Sunday, March 23, 2014


Stands for ‘Fear Of Missing Out’, a subject of a recent TED lecture, delivered by a young man, accurately describing what most yuppies feel in being left out in a world of social media and instant events. In fact this is an affliction experienced by people like me too, someone who is afraid of missing out on the next big thing, constantly driven by being in the know. The speaker said that one must not shun this feeling but instead go further and explore why, why does one have this feeling instead of just saying no and enjoying a quiet time at home. Good question. One was not always like this and recalls of times when just prefers to stay home, away from the hustle and bustle of active socializing, then one realizes he is old and approaching middle age, that he wonders what was lost, what could have been and the results is a mad scramble, succumbing to the fear of missing out. I think I should watch that video again and see if the speaker offered any clues on how to proceed, to learn one’s inner motivation and find out what to do next if one realizes that he just wants to give his life some meaning, perhaps a last grasp of his youth.

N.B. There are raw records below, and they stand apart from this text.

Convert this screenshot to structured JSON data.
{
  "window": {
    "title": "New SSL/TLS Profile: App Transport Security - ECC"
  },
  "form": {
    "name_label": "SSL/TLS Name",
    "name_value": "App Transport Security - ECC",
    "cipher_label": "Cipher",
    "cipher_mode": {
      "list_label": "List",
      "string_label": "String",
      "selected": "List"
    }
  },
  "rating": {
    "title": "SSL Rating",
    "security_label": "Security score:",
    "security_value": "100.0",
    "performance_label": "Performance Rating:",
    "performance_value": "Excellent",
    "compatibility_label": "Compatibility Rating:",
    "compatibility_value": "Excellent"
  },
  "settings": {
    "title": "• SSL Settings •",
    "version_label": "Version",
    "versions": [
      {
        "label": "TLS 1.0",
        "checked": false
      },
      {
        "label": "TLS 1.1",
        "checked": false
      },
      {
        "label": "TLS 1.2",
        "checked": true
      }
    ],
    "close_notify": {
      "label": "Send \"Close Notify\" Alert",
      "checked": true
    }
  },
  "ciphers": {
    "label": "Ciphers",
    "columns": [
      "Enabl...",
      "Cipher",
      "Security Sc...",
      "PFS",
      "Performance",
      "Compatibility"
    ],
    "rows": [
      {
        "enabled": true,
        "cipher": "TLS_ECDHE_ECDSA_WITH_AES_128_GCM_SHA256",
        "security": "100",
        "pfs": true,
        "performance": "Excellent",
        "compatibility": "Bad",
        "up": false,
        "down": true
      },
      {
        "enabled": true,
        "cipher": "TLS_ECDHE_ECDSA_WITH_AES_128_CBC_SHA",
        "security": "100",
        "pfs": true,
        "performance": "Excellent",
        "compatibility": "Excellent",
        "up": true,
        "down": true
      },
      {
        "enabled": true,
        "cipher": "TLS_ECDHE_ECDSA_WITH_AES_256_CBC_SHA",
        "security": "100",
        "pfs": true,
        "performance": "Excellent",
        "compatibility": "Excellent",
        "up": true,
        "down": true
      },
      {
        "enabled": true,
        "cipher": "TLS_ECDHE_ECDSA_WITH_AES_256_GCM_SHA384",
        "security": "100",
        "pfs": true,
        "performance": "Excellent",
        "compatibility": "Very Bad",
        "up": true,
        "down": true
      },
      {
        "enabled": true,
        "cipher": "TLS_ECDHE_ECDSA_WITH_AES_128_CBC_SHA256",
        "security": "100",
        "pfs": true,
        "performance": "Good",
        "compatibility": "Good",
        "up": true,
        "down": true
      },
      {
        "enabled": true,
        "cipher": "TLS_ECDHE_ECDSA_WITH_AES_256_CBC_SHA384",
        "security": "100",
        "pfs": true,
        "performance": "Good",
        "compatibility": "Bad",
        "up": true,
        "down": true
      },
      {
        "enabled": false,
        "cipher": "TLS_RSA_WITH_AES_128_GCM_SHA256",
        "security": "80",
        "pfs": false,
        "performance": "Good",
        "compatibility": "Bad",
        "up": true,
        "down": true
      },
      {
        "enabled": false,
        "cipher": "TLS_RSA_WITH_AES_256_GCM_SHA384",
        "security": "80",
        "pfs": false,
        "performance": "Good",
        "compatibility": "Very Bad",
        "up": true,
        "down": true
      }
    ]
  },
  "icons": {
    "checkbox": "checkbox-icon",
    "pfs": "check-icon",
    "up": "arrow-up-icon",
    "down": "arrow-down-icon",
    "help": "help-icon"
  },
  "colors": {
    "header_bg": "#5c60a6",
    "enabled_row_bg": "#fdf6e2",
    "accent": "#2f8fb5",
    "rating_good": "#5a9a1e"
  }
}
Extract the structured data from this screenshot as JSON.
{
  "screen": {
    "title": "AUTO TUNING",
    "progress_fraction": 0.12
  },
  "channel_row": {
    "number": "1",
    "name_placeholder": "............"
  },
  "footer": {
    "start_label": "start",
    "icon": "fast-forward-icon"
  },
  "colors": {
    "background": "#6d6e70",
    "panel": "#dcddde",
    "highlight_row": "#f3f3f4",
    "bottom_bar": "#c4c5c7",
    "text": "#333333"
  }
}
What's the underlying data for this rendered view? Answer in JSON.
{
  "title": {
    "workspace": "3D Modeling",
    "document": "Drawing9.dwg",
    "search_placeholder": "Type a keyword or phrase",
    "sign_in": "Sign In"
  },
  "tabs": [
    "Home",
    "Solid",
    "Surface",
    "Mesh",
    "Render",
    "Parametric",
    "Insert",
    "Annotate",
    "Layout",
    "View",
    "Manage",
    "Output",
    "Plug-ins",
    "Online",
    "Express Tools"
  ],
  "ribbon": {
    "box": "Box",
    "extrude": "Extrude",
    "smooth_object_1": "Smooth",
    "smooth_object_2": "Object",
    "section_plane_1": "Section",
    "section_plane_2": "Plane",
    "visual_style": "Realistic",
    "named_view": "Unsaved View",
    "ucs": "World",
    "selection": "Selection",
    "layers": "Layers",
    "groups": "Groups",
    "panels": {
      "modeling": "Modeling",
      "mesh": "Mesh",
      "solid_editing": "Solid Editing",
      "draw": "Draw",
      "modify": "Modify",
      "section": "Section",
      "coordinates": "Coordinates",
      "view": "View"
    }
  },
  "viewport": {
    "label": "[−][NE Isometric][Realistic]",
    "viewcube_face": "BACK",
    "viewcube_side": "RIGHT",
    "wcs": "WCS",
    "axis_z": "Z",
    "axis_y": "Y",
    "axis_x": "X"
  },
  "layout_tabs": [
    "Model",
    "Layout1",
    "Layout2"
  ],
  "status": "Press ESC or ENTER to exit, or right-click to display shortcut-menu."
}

There is also an economic component in this fear, to lose out on relevance in the office, to be wholly ignorant and unaware of what is happening around him. But it is a sad cycle, to constantly watch movies and borrow books to be relevant that one realizes the others around him are trivial and ordinary, not the sophisticated and smart people that one sees in movies or television shows. The realization that one has more sensitivity than the others around him is difficult, requiring one to hide his own and live under the cloak of being ordinary. Another TED lecture was significant, about embracing oneself, told by a self-proclaimed creative gay Latino, with cerebral palsy, being the ultimate outsider.  Another lecture was about building ice castles and another about comparing burn outs and post-traumatic stress disorder, in turn requiring the same sort of medical benefits and consideration. I guess I was close to burn out several times, driven not only by the expectations of work, FOMA and attribution errors due to cognitive bias, something that I had hoped to cure by cognitive therapy, journal writing, exercise and meditation.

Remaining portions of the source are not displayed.